Gold prices have sunk to their lowest level in seven weeks, as investors continue to discount the possibility that the conflict in Ukraine will intensify.
Gold for June delivery, the most actively traded contract, on Monday closed down $US10.50, or 0.8%, at $US1,283.80. It was the lowest close for the precious metal since February 11.
Prices for gold are down more than more than 7% since March 14, as it became clear that the West would limit its response to Russia's annexation of Crimea to a series of narrowly-targeted sanctions.
Russia has unsettled its neighbours, however, by massing troops along Ukraine's eastern border in what Moscow claims is part of a routine troop exercise, giving gold price some support.
Some investors buy gold as a hedge against geopolitical and economic uncertainty, as the precious metal is seen holding its value better than other assets in times of market turmoil.
Despite the presence of Russian troops on Ukraine's border, "the market clearly believes that Russia has no intention of invading Ukraine, and is discounting gold accordingly," Ira Epstein, a director at the Linn Group, said.
Gold investors had little response to comments from Federal Reserve chair Janet Yellen, who on Monday said the US economy still requires plenty of support from the central bank's low interest rate policy.
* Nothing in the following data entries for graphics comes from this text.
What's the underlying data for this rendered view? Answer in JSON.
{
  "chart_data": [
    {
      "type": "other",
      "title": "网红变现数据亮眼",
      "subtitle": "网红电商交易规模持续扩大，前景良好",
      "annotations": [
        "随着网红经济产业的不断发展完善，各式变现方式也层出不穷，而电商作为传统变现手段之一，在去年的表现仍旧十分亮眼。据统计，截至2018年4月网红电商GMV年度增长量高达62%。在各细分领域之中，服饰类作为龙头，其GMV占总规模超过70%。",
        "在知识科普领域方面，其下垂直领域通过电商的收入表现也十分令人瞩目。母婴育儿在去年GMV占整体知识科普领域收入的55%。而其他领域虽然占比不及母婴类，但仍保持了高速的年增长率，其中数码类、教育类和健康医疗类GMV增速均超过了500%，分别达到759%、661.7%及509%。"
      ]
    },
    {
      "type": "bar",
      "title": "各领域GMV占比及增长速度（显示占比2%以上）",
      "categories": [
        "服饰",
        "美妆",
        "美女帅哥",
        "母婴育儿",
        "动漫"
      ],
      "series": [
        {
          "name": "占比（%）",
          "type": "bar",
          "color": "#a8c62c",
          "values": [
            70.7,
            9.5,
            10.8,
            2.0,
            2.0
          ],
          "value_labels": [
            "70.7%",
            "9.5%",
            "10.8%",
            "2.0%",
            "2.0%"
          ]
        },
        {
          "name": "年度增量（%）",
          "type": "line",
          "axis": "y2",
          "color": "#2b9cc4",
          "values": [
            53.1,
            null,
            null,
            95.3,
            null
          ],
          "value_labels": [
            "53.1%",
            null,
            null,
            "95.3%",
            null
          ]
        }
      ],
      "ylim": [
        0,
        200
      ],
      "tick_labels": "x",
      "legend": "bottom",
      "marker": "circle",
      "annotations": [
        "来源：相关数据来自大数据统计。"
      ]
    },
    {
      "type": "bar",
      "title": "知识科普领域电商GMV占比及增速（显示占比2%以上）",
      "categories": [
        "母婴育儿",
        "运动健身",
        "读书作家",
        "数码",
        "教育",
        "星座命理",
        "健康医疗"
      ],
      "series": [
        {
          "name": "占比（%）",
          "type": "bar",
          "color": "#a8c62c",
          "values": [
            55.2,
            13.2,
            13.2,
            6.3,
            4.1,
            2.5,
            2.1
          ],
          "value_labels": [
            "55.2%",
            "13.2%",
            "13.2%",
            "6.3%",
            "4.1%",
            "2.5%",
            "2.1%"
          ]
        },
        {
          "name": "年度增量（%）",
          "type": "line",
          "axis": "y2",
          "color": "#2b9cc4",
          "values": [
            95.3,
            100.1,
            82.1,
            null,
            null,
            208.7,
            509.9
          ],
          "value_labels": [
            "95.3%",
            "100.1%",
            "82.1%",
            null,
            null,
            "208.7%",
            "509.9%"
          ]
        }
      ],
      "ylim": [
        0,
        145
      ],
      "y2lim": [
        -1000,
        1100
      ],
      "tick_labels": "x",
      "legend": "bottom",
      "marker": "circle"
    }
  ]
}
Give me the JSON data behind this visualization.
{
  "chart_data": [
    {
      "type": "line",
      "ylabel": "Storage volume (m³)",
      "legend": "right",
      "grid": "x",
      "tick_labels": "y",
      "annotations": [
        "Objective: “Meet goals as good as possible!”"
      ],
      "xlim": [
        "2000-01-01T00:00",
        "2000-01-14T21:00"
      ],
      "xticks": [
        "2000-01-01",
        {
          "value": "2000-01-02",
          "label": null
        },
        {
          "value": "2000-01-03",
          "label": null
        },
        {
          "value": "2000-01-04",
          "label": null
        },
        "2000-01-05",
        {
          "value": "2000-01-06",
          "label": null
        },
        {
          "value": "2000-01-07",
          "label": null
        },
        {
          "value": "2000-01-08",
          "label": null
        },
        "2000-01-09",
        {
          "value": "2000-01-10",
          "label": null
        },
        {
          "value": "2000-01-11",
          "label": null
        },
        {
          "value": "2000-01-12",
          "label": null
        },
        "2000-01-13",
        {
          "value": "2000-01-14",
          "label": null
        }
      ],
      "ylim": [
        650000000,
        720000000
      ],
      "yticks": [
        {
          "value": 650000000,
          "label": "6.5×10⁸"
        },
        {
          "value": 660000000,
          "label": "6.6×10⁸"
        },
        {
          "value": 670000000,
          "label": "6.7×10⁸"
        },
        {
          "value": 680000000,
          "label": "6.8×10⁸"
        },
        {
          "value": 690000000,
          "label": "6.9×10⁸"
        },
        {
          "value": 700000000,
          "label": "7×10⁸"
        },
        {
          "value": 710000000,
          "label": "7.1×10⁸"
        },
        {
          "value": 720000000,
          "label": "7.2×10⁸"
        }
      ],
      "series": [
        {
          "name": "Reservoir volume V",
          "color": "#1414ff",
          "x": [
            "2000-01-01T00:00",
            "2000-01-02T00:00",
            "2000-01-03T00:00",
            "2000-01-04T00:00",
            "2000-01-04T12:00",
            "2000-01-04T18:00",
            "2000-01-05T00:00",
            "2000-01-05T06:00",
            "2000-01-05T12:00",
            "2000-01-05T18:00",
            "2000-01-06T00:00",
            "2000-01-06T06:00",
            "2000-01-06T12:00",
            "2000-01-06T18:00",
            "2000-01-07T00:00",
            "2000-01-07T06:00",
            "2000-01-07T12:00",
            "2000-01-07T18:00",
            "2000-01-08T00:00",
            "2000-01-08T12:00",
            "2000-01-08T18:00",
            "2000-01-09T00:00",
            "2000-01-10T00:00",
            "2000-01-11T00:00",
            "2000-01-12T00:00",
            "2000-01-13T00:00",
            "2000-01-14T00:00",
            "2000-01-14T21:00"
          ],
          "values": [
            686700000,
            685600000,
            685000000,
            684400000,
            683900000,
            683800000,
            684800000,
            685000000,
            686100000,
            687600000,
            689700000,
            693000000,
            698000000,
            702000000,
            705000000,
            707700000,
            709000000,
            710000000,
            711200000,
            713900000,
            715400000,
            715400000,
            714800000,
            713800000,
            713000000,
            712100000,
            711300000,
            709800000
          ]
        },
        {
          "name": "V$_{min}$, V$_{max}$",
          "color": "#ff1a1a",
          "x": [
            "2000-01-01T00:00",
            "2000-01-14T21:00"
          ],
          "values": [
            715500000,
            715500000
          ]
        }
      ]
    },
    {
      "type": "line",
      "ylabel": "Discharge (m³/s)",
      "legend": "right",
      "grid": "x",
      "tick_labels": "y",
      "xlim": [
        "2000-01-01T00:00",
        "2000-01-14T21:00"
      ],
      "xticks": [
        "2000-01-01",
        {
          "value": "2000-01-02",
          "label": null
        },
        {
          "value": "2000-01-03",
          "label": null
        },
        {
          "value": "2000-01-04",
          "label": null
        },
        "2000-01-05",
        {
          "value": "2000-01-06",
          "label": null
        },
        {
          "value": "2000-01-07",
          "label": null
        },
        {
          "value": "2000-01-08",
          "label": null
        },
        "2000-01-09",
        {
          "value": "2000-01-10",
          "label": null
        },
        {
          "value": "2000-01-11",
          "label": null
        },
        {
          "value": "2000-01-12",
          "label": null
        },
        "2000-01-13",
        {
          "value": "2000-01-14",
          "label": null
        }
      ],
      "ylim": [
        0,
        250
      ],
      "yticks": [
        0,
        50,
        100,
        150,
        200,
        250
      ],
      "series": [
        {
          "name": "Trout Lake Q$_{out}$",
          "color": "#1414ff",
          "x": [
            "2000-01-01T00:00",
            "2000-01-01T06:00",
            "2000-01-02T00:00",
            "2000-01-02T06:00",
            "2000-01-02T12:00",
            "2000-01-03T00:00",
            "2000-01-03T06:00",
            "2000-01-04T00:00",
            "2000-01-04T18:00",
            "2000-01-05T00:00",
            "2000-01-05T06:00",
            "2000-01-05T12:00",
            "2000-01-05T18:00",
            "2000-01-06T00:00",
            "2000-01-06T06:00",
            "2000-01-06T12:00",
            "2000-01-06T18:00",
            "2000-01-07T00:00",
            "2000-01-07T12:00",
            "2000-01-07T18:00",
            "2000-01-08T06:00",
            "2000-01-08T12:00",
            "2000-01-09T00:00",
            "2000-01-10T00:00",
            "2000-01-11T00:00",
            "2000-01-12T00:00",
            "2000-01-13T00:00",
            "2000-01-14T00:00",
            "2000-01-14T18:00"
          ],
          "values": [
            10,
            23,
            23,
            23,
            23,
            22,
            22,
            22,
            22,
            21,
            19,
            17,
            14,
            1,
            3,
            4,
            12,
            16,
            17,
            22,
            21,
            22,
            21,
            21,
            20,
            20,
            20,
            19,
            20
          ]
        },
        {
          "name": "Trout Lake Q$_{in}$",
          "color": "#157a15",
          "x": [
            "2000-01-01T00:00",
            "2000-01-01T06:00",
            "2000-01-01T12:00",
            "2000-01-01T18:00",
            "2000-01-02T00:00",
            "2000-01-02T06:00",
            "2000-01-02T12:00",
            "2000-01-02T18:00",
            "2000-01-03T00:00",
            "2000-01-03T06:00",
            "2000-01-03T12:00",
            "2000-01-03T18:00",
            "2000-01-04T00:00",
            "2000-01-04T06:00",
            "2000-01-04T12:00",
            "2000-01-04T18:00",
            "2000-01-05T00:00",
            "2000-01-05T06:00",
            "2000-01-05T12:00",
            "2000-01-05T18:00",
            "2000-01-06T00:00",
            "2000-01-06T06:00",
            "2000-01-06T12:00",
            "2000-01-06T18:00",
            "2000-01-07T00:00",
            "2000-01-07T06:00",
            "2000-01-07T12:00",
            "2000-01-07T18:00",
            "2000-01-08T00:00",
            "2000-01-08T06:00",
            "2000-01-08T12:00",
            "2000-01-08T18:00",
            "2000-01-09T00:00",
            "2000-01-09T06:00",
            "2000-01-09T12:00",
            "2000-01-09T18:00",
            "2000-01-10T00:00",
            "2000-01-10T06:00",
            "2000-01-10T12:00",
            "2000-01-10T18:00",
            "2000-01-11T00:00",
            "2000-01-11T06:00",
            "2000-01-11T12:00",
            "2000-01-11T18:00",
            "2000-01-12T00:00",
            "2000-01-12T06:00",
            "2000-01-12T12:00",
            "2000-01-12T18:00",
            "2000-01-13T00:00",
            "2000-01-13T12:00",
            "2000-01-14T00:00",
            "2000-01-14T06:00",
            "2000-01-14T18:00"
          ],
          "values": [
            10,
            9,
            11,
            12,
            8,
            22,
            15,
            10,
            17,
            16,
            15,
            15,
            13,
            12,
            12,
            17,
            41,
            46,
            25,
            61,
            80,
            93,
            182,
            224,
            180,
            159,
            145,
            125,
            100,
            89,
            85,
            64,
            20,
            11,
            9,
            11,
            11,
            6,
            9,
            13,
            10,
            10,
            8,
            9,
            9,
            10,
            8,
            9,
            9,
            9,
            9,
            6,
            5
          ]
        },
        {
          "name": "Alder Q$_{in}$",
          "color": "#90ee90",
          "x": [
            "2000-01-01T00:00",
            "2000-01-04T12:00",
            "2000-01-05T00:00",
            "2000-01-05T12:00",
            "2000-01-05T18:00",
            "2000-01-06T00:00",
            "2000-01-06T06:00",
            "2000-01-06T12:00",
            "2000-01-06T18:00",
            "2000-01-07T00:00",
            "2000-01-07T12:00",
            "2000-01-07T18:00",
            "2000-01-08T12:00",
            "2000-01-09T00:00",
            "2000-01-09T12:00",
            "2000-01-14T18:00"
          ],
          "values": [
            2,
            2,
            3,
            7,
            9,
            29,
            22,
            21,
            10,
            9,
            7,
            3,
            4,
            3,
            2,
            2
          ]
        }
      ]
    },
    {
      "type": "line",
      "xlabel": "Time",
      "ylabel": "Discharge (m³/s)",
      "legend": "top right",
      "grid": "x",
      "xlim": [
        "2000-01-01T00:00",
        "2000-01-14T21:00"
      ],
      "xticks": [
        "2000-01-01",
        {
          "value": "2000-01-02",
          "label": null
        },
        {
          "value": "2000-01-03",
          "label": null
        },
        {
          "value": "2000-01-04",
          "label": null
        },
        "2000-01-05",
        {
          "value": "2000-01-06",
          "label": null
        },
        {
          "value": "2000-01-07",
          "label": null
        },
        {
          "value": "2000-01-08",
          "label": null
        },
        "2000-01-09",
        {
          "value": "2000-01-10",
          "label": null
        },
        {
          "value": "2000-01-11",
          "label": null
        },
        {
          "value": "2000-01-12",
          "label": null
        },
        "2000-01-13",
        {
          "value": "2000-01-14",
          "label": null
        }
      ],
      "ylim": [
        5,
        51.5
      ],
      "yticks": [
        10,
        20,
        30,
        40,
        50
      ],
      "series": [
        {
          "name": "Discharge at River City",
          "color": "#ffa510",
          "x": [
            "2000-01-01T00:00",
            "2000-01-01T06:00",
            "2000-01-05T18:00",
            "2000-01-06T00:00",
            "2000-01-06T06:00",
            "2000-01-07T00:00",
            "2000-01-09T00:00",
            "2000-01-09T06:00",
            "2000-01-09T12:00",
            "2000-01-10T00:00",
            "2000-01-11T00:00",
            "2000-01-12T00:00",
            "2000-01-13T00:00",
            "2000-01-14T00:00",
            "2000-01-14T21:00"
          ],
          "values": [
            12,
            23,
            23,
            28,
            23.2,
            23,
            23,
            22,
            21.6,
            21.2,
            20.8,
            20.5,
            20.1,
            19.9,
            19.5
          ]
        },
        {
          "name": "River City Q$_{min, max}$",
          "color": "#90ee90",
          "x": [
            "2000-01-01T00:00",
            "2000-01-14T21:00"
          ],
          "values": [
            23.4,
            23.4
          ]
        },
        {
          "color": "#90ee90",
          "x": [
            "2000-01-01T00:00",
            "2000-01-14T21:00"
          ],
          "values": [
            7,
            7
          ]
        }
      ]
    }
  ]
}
Some market watchers saw the comments as an attempt by Dr Yellen to play down comments made on the rate-setting meeting earlier this month, where she gave a more optimistic-than-expected assessment of the economy.
"Investors seem to be believe that we will get better economic numbers coming in to spring, and that will keep the Fed on its current course," Peter Hug, global trading director at Kitco Metals, said.
The Fed reduced its monthly bond purchases to $US55 billion on March 19, from a high of $US85 billion, and is expected to finish unwinding the program before the end of the year. The Fed's bond purchases have weighed on the US dollar, while making gold attractive as a hedge against inflation.